A história dessas duas primeiras décadas do século 21 se mistura com de Angela Merkel, a chanceler da Alemanha que deixará o poder nas próximas semanas, depois da eleição deste domingo (26).
Quando sair do prédio do Bundestag, em Berlim, encerrando quase 16 anos à frente da maior potência econômica da Europa, Merkel deixará como legado o pragmatismo, a calma, a razão e a ciência na hora de tomar decisões em meio a um sistema internacional inundado por turbulências.

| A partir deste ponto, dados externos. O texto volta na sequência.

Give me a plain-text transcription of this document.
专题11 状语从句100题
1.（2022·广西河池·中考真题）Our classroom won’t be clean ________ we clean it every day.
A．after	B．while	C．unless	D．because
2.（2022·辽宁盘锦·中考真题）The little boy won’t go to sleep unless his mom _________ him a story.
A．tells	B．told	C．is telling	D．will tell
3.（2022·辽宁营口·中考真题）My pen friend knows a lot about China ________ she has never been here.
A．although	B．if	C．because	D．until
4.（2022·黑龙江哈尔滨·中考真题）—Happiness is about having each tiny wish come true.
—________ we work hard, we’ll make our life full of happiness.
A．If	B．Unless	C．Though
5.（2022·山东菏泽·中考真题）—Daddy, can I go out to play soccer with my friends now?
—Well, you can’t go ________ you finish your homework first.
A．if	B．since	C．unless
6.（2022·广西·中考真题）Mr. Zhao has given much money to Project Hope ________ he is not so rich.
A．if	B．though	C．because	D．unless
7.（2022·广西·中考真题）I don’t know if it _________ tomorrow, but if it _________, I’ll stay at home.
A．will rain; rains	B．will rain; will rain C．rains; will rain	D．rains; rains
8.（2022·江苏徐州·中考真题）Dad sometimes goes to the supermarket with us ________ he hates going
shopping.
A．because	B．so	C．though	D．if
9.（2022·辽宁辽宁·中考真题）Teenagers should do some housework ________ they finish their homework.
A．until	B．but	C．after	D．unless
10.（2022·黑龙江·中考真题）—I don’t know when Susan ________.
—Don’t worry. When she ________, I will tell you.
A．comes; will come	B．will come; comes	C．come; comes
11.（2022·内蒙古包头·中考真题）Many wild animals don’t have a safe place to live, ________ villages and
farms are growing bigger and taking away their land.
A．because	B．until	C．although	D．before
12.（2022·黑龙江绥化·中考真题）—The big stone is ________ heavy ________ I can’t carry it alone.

Merkel viveu no parlamento todas as grandes crises contemporâneas. Viu a União Europeia (UE), bloco do qual a Alemanha, junto com a França, é a principal líder, caminhar para o abismo, com o Brexit e ameaças de outras "exits", como da Grécia e da Itália. Na crise do euro, após a hecatombe econômica de 2008, encarnou a rainha má diante das nações mais pobres do Mediterrâneo. Fazendo o serviço sujo, forçou governos com fama de maus gestores a políticas de austeridade justamente quando tinham pouca capacidade para pagar suas próprias dívidas. Sua imagem de boa vizinha saiu arranhada, mas Merkel ganhou pontos dentro das fronteiras alemãs, onde a maioria da população não queria pagar a conta dos gastadores do Sul.
Se faltou empatia naquela ocasião, sobrou fraternidade quando milhares de refugiados das guerras do Iraque e da Síria bateram à porta do continente em 2015. Enquanto a fortaleza Europa se fechou, Merkel abriu os portões da Alemanha para receber mais de 1 milhão de migrantes que estavam barrados na Hungria, sob os aplausos de boa parte do mundo.
Seu país, mesmo com fama de pacífico, não ficou, entretanto, isento da onda de ataques terroristas protagonizados pelo grupo extremista Estado Islâmico, que varreu Londres, Paris, Nice, Bruxelas, chegando a Berlim. Dentro e fora da Alemanha, Merkel, da União Democrata Cristã (CDU, conservador), observou a ascensão de legendas de ultradireita, nacionalistas e populistas - alimentadas pela crise econômica, a rejeição ao excessivo poder de Bruxelas sobre os interesses nacionais e, em certa medida, pelas decisões do próprio governo Merkel, como a recepção aos imigrantes. Hoje, a Alternativa para a Alemanha (AfD), xenófobo e com tons que atentam contra os valores constitucionais do país, é a terceira força do parlamento.
Quando Merkel assumiu, a China recém havia ingressado na Organização Mundial do Comércio (OMC) e a Rússia ainda se recuperava de sua década perdida após o colapso soviético. Hoje, o dragão oriental estende suas garras ao continente, não como ameaça, mas como parceiro. Moscou se agiganta nas barbas do continente, ganhando influência no Oriente Médio e no Leste Europeu, após a anexação da Crimeia, preocupando a Organização do Tratado do Atlântico Norte (Otan).
Quis o destino que a chanceler que encarara crises econômicas, terrorismo e guerras vivesse também uma pandemia, depois de anunciar que este seria seu último mandato. Na crise da covid-19, Merkel foi implacável defensora das restrições como mal necessário quando o coronavírus aportou no continente pela Itália.
Formada em Química com mestrado em Física, ela governou mais como executiva de uma grande empresa do que como política, ofício que começou a exercer em 1989, ano da queda do Muro de Berlim. Sua popularidade está na faixa dos 70%, uma das maiores da história do país, e é vista como uma das líderes mais confiáveis no cenário internacional. Ao contrário de colegas com os quais dividiu mesas de negociação, conversas telefônicas ou tribunas internacionais, não será uma nota de rodapé nos livros de história. Sairá do Bundestag pela porta da frente.